Fraksi Gerindra, kata Desmond, sempat menolak revisi UU KPK, terutama pada pasal adanya dewan pengawas. "Menolak dewas-dewas seperti ini. Jadi kalau ada pelemahan, produk pelemahan ya terjadi hari ini," kata Desmond.

Saat ini, lanjut Desmond, perlu keberanian Ketua KPK dan komisioner baru lain untuk membuktikan pada publik bahwa KPK tetap bertaring dan tidak dilemahkan.

"Bagaimana komisioner dan dewas membuktikan ini. Kalau contoh seperti ini (penggeledahan) tidak terselesaikan, makin betul bahwa jangan berharap lagi dengan KPK," tandasnya.

Saksikan video pilihan berikut ini:

Suap PAW PDIP

KPK Rilis Indeks Penilaian Integritas 2017
Pekerja membersihkan debu yang menempel pada tembok dan logo KPK di Gedung KPK, Jakarta, Rabu (21/11). Pemprov Papua merupakan daerah yang memiliki risiko korupsi tertinggi dengan. (Merdeka.com/Dwi Narwoko)

Sebelumnya, KPK menetapkan Komisioner Komisi Pemilihan Umum (KPU) Wahyu Setiawan (WSE) sebagai tersangka kasus dugaan suap terkait penetapan anggota DPR-RI terpilih tahun 2019-2024.

Selain Wahyu, KPK juga menjerat mantan anggota Badan Pengawas Pemilu Agustiani Tio Fridelina (ATF) yang juga orang kepercayaan Wahyu, kemudian politikus PDIP Harun Masiku (HAR) dan Saeful (SAE) selaku pihak swasta.

Wakil Ketua KPK Lili Pintauli Siregar mengatakan, Wahyu menerima suap Rp 600 juta untuk memuluskan Harun Masiku menjadi anggota DPR periode 2019-2024.

"Dari Rp 450 juta yang diterima ATF, sejumlah Rp 400 juta merupakan suap yang ditujukan untuk WSE, Komisioner KPU. Uang masih disimpan oleh ATF," ujar Lili dalam jumpa pers di Gedung KPK, Kuningan, Kamis (9/1/2020.
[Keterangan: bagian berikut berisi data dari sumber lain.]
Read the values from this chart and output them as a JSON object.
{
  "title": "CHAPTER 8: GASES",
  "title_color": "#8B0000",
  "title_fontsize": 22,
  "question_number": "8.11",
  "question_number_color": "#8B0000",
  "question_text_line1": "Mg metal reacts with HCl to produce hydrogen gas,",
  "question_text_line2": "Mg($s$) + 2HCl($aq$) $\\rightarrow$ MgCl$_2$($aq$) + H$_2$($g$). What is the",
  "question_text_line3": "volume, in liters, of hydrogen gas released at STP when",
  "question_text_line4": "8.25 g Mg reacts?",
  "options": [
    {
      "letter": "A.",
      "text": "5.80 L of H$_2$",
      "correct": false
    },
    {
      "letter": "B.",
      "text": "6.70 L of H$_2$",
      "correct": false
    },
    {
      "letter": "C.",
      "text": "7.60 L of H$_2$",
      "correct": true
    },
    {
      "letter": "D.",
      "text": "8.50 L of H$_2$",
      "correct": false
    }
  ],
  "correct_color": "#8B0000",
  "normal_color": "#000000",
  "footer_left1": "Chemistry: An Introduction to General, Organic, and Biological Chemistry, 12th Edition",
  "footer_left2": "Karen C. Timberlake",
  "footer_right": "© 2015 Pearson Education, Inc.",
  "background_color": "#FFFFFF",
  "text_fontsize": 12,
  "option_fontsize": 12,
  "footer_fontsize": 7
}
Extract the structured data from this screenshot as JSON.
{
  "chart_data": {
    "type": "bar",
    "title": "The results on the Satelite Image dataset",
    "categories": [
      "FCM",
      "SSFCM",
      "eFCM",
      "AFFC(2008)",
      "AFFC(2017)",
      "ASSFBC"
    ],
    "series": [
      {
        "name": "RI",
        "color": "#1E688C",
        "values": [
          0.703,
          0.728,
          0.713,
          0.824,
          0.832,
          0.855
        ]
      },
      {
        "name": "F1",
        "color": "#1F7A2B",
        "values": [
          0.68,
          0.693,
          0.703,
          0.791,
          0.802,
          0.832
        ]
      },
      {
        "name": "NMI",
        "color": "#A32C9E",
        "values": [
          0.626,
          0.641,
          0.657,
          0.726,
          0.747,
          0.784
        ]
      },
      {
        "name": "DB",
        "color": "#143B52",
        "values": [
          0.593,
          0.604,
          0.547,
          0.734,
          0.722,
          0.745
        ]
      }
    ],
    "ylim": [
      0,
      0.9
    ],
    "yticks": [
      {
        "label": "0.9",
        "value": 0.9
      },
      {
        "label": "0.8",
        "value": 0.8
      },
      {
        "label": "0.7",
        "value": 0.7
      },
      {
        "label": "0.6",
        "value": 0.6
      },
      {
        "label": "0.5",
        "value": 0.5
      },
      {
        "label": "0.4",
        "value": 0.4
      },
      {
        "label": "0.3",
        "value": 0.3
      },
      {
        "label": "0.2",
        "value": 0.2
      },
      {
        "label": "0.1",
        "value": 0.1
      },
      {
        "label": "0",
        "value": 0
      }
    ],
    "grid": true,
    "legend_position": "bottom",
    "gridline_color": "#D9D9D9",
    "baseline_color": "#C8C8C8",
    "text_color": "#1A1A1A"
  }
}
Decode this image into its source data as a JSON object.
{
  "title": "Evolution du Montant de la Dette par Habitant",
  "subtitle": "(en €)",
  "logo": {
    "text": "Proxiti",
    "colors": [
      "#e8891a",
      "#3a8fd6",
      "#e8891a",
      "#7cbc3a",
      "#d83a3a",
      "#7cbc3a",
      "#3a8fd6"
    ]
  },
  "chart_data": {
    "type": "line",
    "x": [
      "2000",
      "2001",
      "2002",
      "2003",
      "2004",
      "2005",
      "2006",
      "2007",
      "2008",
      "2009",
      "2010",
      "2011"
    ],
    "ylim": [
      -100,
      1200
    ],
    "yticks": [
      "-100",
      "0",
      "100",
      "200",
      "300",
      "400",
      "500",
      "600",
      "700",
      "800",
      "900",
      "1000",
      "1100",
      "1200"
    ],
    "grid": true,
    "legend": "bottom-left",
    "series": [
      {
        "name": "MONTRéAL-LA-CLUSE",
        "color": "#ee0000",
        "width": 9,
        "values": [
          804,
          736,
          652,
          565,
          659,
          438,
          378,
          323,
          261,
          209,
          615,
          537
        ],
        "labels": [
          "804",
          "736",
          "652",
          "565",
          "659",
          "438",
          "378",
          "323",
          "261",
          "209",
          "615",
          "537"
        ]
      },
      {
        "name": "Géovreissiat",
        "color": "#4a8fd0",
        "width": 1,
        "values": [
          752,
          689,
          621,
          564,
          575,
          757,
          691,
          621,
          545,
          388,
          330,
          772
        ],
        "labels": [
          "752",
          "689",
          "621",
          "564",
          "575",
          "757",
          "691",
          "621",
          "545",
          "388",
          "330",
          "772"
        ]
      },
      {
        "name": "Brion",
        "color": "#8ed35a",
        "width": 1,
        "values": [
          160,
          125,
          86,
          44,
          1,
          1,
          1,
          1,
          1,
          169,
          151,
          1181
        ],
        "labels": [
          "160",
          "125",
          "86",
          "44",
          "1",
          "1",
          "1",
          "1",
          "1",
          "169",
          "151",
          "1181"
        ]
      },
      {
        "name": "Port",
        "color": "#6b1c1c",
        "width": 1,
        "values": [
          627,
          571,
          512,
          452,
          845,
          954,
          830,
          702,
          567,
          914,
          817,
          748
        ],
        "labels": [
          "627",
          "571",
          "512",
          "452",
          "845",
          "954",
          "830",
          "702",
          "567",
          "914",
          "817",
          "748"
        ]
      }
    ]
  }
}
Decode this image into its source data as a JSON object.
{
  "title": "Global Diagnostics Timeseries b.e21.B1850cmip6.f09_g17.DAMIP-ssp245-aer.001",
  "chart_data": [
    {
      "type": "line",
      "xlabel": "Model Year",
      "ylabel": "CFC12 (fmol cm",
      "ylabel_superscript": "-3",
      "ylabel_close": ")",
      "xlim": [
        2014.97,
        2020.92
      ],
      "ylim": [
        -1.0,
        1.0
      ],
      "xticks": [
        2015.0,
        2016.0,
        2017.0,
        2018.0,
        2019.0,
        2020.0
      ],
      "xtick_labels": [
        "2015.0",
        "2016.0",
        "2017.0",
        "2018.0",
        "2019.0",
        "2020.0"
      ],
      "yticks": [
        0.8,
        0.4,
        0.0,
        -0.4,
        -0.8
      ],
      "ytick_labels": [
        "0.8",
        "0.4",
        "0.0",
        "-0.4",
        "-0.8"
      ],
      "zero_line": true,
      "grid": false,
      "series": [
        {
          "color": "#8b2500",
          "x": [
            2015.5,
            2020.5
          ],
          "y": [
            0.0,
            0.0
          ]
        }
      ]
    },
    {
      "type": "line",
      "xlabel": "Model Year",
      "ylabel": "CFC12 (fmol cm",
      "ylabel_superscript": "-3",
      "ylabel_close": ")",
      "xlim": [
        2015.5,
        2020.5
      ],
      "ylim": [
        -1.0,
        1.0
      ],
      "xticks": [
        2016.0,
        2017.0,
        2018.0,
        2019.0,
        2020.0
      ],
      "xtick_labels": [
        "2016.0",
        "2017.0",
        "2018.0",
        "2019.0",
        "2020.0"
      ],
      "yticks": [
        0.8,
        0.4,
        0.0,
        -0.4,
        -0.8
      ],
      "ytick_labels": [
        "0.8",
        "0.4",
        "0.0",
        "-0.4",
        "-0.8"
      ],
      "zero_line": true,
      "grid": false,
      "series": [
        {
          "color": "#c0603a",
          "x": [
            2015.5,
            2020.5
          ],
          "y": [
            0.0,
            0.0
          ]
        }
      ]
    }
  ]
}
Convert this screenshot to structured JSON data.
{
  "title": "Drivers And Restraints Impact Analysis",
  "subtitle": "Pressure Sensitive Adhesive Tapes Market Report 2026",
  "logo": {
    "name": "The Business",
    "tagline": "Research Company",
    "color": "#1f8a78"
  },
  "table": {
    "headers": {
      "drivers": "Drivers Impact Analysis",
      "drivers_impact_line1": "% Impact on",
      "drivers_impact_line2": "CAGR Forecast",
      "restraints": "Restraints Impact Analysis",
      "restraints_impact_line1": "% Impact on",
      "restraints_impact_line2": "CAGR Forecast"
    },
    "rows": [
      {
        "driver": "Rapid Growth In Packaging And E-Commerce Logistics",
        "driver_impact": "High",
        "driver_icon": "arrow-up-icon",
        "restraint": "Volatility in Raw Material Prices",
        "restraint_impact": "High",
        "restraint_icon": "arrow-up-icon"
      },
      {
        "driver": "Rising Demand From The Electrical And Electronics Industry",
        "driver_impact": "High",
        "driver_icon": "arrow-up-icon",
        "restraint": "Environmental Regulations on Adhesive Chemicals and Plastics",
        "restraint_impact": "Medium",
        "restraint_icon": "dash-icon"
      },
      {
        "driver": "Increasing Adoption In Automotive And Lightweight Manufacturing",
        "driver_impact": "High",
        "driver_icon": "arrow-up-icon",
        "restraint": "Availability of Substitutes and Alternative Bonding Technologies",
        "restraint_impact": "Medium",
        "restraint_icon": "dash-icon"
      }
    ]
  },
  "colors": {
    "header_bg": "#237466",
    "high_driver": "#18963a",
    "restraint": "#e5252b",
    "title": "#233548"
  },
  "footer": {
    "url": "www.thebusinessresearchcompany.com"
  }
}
Lili mengatakan, saat penerimaan uang Rp 400 juta dalam bentuk Dolar Singapura itulah kemudian tim penindakan KPK mengamankan Wahyu.

"Pada Rabu, 8 Januari 2020, WSE meminta sebagian uangnya yang dikelola oleh ATF. Tim menemukan dan mengamankan barang bukti uang Rp 400 juta yang berada di tangan ATF dalam bentuk Dolar Singapura," kata Lili.

Sebelum menerima Rp 400 juta, Wahyu telah lebih dahulu menerima uang Rp 200 juta. Wahyu menerima uang tersebut pada pertengahan Desember 2019.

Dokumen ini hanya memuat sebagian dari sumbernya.